Wednesday, December 19, 2018

Donald Trump Just Restricted The Second Amendment More Than Barack Obama

Although he is still endorsed by the NRA, President Trump just presided over the biggest federal restriction on the Second Amendment since President Clinton signed the assault weapons ban in 1994. On Tuesday, the Trump Administration officially banned bump stocks in a regulatory move that bypassed Congress.

In a scenario reminiscent of the worst fears of gun owners, the new federal regulation makes it illegal to possess a bump stock. Any person who possesses one of the rapid-fire devices must either surrender it to authorities or destroy it when the new regulation takes effect. Per the Associated Press, the deadline to comply will be 90 days after the regulation is published in the Federal Register. That is expected to happen Friday, meaning that bump stock owners will have until late March to decide how to dispose of their property.     

The regulation was signed into law by President Trump’s newly appointed Acting Attorney General Matthew Whitaker. The president had directed then-Attorney General Jeff Sessions to “propose regulations that ban all devices that turn legal weapons into machine guns” last February. CNN reported in November after the election that the regulation had been finalized and would be issued soon.

The bump stock ban seems to be a solution in search of a problem. The devices, which use the recoil of the gun to help the shooter pull the trigger rapidly, are not typically used in crimes. The exception was the October 2017 Las Vegas massacre in which the murderer used a rifle with a bump stock to kill 59 people. Bump stocks make it difficult to aim and shoot accurately, but concert-goers in Las Vegas were packed into such a tight area that aiming was hardly necessary.

Ironically, the Bureau of Alcohol, Tobacco, and Firearms under Barack Obama determined that a regulatory bump stock ban was not legal under current law. In 2013, the assistant director of the ATF wrote to a member of Congress that bump stocks “are not subject to the provisions of federal firearms statutes” and were therefore legal. The letter stated that the devices did “not provide an automatic action — requiring instead continuous multiple inputs (trigger pulls) by the user for each successive shot” and were therefore not subject to the Federal Firearms Act. In the expert opinion of the ATF, a bump stock ban would require Congress to pass new legislation.

Now, five years later, the Trump Administration is arguing that the Obama-era ATF was wrong and that bump stocks are in violation of the Federal Firearms Act. The laws of physics have not changed over the past five years. Guns with bump stocks still require separate trigger pulls to fire multiple times. Neither has the Federal Firearms Act changed. The only thing that has changed is the Trump Administration’s interpretation of the law.

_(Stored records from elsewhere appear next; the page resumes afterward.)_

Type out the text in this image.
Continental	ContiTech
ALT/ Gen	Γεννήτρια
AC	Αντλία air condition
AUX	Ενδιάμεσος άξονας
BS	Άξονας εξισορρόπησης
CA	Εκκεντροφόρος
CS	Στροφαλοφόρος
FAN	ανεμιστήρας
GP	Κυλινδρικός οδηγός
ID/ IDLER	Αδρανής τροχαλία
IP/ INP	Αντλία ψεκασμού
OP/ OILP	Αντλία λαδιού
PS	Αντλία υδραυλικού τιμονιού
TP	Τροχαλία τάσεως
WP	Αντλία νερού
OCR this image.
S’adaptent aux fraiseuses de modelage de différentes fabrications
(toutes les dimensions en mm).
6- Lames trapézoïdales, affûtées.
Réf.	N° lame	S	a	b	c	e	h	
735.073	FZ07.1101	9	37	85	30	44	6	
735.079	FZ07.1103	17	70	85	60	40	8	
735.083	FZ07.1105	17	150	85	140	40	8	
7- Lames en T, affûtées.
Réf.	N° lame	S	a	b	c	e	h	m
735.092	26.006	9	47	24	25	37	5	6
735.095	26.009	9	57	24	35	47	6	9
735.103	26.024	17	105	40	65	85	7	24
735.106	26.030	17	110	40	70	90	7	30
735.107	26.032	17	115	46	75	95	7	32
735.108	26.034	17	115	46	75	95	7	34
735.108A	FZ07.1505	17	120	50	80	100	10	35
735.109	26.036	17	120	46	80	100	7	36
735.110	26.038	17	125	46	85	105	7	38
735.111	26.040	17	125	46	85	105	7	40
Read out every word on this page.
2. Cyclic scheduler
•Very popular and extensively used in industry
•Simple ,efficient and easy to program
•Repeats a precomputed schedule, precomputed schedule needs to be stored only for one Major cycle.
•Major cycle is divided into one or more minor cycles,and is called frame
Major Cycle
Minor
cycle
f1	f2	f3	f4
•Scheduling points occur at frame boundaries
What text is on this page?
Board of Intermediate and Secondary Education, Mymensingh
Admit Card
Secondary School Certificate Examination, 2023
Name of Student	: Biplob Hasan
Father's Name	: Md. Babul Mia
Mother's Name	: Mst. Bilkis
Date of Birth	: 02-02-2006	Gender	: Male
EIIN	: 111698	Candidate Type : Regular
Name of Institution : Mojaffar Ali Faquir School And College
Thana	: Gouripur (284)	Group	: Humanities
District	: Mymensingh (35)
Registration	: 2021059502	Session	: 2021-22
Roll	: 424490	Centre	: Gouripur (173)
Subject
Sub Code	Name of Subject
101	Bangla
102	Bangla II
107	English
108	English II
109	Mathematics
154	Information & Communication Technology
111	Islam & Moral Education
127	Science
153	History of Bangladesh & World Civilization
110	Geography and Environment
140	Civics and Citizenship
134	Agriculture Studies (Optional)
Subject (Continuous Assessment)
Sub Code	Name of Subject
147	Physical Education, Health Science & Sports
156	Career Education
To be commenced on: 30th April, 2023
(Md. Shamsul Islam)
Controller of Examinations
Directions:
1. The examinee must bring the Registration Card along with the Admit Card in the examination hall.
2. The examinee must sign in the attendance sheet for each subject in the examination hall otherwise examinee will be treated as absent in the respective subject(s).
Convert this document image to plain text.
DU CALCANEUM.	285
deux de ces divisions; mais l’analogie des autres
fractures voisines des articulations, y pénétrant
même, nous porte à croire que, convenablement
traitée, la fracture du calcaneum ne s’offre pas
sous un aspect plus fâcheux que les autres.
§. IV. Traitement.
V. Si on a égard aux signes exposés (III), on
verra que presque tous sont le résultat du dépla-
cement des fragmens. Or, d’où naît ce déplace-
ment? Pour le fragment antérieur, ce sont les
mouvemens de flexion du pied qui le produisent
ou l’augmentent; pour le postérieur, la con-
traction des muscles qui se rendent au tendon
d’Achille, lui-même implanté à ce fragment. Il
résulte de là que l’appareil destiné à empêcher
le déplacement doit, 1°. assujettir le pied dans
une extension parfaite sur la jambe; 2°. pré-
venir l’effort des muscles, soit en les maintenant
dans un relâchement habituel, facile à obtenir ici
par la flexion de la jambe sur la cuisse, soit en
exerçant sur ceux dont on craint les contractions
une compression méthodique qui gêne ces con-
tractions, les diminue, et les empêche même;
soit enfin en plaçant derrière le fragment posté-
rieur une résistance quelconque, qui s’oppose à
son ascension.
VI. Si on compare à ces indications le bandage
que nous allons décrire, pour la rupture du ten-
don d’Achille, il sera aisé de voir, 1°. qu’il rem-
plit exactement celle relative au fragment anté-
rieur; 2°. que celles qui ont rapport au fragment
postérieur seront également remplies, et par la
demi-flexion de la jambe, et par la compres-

Jennifer Baker, a spokeswoman for the National Rifle Association, told the AP that the organization was “disappointed” by the ban. Baker said that the regulation “fails to address the thousands of law-abiding Americans” who bought the devices before the Trump Administration deemed them to be illegal and argued that current owners should be grandfathered in with an amnesty.

The Trump bump stock ban contains many of the worst aspects of liberal gun control plans and sets a dangerous precedent. First, the ban is arbitrary and will have little, if any, effect on public safety. The rationale for the ban, that no one really needs a bump stock, is the same rationale that many liberals use to advocate banning AR-15s and guns in general. Proponents say that bump stocks are a gun accessory and not protected by the Second Amendment, but the same argument could be made for many other items including scopes, reloading equipment, magazines, and ammunition.

More disturbing is that the Trump Administration is bypassing Congress to invoke the ban in violation of the Federal Firearms Act. Current law defines a “machine gun” as “any weapon which shoots, is designed to shoot, or can be readily restored to shoot, automatically more than one shot without manual reloading, by a single function of the trigger.” However, as the ATF pointed out in 2013, that does not describe a bump stock’s operation. Reading the law to mean something that it does not say is usually strongly criticized by conservatives.

The new regulation goes further in restricting the Second Amendment than anything successfully enacted by Barack Obama, who was notoriously anti-gun. The Republican Congress killed Obama’s proposed gun restrictions limiting the former president to issuing a series of Executive Orders that fell short of banning any weapon or accessory.

President Trump’s bump stock ban is a blueprint that future anti-gun Democrat presidents can use to bypass Congress and further restrict the Second Amendment. In addition to being an anti-gun measure, the move is a flagrant abuse of executive authority.


There is no word on whether the NRA will endorse President Trump for reelection.